Blas has documented a game of telephone whereby rare earths and critical minerals are conflated to make it seem like the former exists in abundance underneath Ukraine. Despite the doubts, President Trump said on Wednesday during his cabinet meeting “we’ll be really partnering with Ukraine, [in] terms of rare earth. We very much need rare earth. They have great rare earth.”

While there’s disagreement about exactly what Ukraine has to offer in terms of minerals, the interest in building up supplies of minerals is part and parcel of what is now a bipartisan priority to build up supplies and the ability to process and refine minerals used for a variety of defense, industrial, and energy applications.

To the extent the United States is able to jumpstart any new mineral operations in postwar Ukraine, it would require first repairing the country’s greatly damaged infrastructure, which has been wrecked by the very conflict that has spiked interest in the country’s mineral sector.

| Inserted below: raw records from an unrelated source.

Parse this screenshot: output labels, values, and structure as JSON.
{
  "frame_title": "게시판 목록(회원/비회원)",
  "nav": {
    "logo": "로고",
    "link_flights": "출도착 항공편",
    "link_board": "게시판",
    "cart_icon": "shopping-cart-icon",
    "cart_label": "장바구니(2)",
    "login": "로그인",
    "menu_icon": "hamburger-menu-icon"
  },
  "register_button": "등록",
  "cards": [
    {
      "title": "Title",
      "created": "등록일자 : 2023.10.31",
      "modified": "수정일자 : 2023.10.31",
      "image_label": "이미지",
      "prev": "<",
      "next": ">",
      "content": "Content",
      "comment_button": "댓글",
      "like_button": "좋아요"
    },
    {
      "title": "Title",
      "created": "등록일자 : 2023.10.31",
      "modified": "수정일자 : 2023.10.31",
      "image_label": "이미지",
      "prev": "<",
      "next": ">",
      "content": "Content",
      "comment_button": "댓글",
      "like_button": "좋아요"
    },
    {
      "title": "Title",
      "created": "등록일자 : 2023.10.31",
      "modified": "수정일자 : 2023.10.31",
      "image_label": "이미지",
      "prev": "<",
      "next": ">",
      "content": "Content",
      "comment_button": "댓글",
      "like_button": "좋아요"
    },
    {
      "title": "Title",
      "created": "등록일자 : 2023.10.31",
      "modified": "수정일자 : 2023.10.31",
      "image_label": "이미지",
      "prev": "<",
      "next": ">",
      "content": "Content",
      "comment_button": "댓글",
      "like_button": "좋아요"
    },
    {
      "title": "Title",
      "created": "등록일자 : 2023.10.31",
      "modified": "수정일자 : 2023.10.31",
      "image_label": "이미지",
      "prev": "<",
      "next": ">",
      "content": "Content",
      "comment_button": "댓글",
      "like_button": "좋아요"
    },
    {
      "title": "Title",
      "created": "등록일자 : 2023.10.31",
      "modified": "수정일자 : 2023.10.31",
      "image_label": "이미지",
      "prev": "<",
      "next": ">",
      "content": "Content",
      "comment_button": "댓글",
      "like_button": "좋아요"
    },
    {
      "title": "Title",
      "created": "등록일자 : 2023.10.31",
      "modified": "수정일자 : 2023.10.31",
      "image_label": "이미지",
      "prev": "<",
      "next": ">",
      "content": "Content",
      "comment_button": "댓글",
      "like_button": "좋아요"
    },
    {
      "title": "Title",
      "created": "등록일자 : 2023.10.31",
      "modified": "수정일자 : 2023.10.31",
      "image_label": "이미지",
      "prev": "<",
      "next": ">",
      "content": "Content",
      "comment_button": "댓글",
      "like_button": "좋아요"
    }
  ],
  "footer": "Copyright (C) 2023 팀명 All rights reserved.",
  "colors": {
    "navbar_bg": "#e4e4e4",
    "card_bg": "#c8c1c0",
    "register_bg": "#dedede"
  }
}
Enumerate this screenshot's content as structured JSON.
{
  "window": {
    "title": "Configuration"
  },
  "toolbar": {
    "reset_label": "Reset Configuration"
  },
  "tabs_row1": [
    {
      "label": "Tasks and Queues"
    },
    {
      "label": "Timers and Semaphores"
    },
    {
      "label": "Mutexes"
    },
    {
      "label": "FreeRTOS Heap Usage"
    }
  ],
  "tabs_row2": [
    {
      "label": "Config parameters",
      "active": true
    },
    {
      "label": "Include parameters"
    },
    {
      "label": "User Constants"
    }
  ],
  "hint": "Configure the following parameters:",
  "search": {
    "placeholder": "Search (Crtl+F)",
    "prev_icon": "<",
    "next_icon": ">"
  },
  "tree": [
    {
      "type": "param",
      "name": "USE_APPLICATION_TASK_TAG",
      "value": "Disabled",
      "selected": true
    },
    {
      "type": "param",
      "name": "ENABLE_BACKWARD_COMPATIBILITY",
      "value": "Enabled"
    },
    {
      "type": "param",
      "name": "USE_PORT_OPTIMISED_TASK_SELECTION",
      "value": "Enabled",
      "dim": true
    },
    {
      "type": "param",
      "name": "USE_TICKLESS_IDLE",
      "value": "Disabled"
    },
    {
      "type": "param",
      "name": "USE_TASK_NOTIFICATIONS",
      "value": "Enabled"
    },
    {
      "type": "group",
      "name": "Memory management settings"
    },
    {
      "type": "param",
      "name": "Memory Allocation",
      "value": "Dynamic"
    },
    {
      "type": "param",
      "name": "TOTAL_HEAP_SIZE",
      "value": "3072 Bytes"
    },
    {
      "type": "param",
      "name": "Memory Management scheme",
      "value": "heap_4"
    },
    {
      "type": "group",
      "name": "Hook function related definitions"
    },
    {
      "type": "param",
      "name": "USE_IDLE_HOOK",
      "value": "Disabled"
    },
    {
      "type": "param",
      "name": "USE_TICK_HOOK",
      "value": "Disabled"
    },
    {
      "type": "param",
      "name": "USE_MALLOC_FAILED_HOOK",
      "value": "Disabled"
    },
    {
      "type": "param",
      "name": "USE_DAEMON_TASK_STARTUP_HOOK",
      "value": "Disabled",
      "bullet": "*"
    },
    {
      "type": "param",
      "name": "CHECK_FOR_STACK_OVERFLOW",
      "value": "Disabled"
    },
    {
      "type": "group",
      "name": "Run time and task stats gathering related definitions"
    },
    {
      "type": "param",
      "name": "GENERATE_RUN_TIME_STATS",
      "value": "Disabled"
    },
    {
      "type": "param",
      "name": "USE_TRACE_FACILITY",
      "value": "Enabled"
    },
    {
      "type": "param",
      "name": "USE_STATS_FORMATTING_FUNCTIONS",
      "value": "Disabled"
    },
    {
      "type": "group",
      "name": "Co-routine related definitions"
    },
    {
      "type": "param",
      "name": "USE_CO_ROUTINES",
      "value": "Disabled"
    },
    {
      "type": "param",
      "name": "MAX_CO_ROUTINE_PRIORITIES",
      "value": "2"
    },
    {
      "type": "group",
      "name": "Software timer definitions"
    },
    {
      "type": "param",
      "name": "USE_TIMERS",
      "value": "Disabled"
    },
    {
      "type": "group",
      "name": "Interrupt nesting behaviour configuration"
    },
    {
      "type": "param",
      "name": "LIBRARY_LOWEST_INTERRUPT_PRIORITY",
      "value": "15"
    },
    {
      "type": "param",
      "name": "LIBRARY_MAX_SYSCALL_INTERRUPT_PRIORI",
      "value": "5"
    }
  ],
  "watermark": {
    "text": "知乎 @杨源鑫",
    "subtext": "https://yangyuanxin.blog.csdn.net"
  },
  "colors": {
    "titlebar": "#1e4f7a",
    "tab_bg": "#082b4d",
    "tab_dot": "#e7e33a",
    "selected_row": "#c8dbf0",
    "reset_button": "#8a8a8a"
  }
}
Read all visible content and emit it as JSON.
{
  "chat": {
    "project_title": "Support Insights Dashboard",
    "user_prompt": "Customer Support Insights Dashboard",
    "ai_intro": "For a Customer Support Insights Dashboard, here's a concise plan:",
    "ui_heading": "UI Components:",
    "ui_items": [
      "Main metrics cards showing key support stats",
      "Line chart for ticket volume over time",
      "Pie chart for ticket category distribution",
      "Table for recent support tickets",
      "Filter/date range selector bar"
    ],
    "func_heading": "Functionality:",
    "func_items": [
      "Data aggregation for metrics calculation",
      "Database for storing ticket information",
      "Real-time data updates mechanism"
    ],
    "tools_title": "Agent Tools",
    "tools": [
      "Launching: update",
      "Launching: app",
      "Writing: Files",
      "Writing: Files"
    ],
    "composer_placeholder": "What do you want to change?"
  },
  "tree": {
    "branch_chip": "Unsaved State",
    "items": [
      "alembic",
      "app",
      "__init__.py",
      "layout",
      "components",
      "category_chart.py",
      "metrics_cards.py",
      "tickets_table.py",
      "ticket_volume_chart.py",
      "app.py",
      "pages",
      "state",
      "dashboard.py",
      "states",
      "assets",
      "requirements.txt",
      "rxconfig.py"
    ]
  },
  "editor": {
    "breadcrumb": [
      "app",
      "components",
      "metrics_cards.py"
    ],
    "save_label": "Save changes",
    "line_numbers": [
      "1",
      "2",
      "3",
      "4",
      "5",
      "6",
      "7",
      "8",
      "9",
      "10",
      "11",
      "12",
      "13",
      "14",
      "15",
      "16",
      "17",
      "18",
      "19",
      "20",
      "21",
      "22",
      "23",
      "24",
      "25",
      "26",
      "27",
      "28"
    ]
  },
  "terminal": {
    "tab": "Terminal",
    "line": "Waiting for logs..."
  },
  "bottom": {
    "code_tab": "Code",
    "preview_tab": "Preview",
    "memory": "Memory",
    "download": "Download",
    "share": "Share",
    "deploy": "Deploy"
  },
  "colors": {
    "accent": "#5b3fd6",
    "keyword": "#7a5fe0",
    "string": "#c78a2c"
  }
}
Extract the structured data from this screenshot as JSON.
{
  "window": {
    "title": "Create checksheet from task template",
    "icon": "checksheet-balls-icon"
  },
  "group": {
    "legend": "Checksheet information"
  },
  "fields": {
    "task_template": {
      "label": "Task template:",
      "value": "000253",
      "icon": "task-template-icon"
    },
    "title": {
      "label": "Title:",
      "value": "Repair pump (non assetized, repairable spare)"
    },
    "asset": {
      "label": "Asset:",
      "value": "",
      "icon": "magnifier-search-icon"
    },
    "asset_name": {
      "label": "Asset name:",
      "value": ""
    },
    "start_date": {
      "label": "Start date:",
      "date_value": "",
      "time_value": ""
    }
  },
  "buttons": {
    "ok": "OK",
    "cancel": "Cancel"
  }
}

“Their infrastructure is decimated. Rebuilding it will be the priority, getting industry moving again will take time – including from basic services like electricity,” Bazillian told me.

And after that, much basic work needs to be done before any mining can happen, like an updated geological survey of the country, which hasn’t been done since the country was part of the Soviet Union. And all that’s before starting the process for opening a mine, something that on average takes 18 years to do.

“You need to have a geological mapping. You need to identify investors who want to go in. You need to build infrastructure,” Baskaran said.

“Ukraine has undeveloped or untapped potential that could be utilized. And the question is whether that untapped potential is economically viable, and we don’t know yet.”